Mereka memilih tipe hutan yang sama (hardwood deciduous forest) untuk fokus pada perbedaan besar di dalam iklim di seluruh gradien regional. Di dalam setiap lima sub-wilayah, mereka menempatkan blok kayu di dalam berbagai jenis lokasi untuk mengevaluasi efek dari faktor lokal versus faktor regional sebagai kontrol terhadap proses dekomposisi.

“Kebanyakan orang akan mencoba untuk memastikan semuanya sestandar mungkin,” kata Mark A. Bradford, asisten profesor ekologi ekosistem darat di Yale School of Forestry & Environmental Studies (F & ES) dan penulis utama studi tersebut. “Kami berkata,melakukan sebanyak mungkin variasi, jadi kita menempatkan beberapa blok kayu di sebelah selatan yang menghadap lereng, di mana mereka akan lebih hangat di musim panas, dan blok kayu lainnya di sebelah utara yang menghadap lereng dengan suhu yang dingin.

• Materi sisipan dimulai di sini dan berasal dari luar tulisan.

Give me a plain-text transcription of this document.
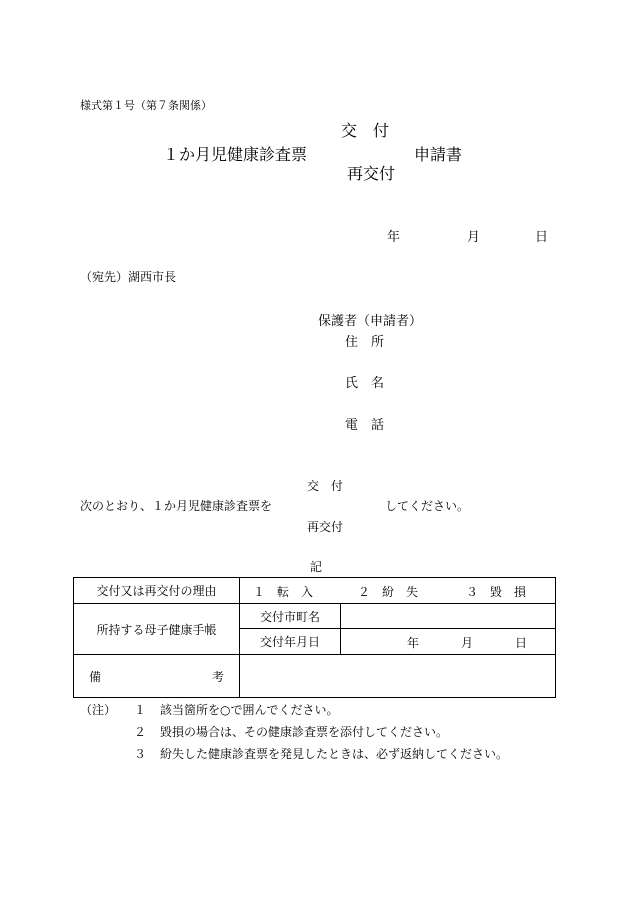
様式第１号（第７条関係）
交　付
１か月児健康診査票	申請書
再交付
年	月	日
（宛先）湖西市長
保護者（申請者）
住　所
氏　名
電　話
交　付
次のとおり、１か月児健康診査票を	してください。
再交付
記
交付又は再交付の理由	１　転　入 ２　紛　失 ３　毀　損	

所持する母子健康手帳	交付市町名	
	交付年月日	年 月 日

備 考		

（注） １ 該当箇所を○で囲んでください。
２ 毀損の場合は、その健康診査票を添付してください。
３ 紛失した健康診査票を発見したときは、必ず返納してください。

Kami juga menempatkan beberapa blok kayu di atas pegunungan dan di samping sungai yang merupakan lokasi yang lebih basah,” tambah dia.

Setelah 13 bulan, mereka mengukur berapa banyak kayu yang telah hilang akibat jamur yang tumbuh di kayu atau rayap yang memakan kayu.

Menurut analisis mereka, faktor skala lokal mencakup tiga perempat variasi di dalam dekomposisi kayu, sementara faktor iklim hanya sekitar seperempatnya saja. Hasil ini bertentangan dengan harapan bahwa iklim seharusnya menjadi kontrol dekomposisi yang dominan.

“Selama ini kami memiliki kesimpulan yang salah mengenai kontrol utama pada dekomposisi kayu karena selam ini kita tidak pernah melihat faktor keragaman biologi yang ada. Hal ini pada gilirannya akan melemahkan efektivitas prediksi iklim,” kata Bradford, seperti dilansir dari Eurekalert (5/6/2014).

Tim peneliti merekomendasikan untuk mengumpulkan lebih banyak data pada situs lokal dan meningkatkan pemahaman kita mengenai bagaimana kondisi lokal mempengaruhi organisme yang mendorong dekomposisi, karena organisme-organisme tersebut secara signifikan dapat meningkatkan efektivitas proyeksi perubahan iklim.

Referensi Jurnal :

Mark A. Bradford, Robert J. Warren II, Petr Baldrian, Thomas W. Crowther, Daniel S. Maynard, Emily E. Oldfield, William R. Wieder, Stephen A. Wood, Joshua R. King. Climate fails to predict wood decomposition at regional scales. Nature Climate Change, 2014; DOI: 10.1038/nclimate2251.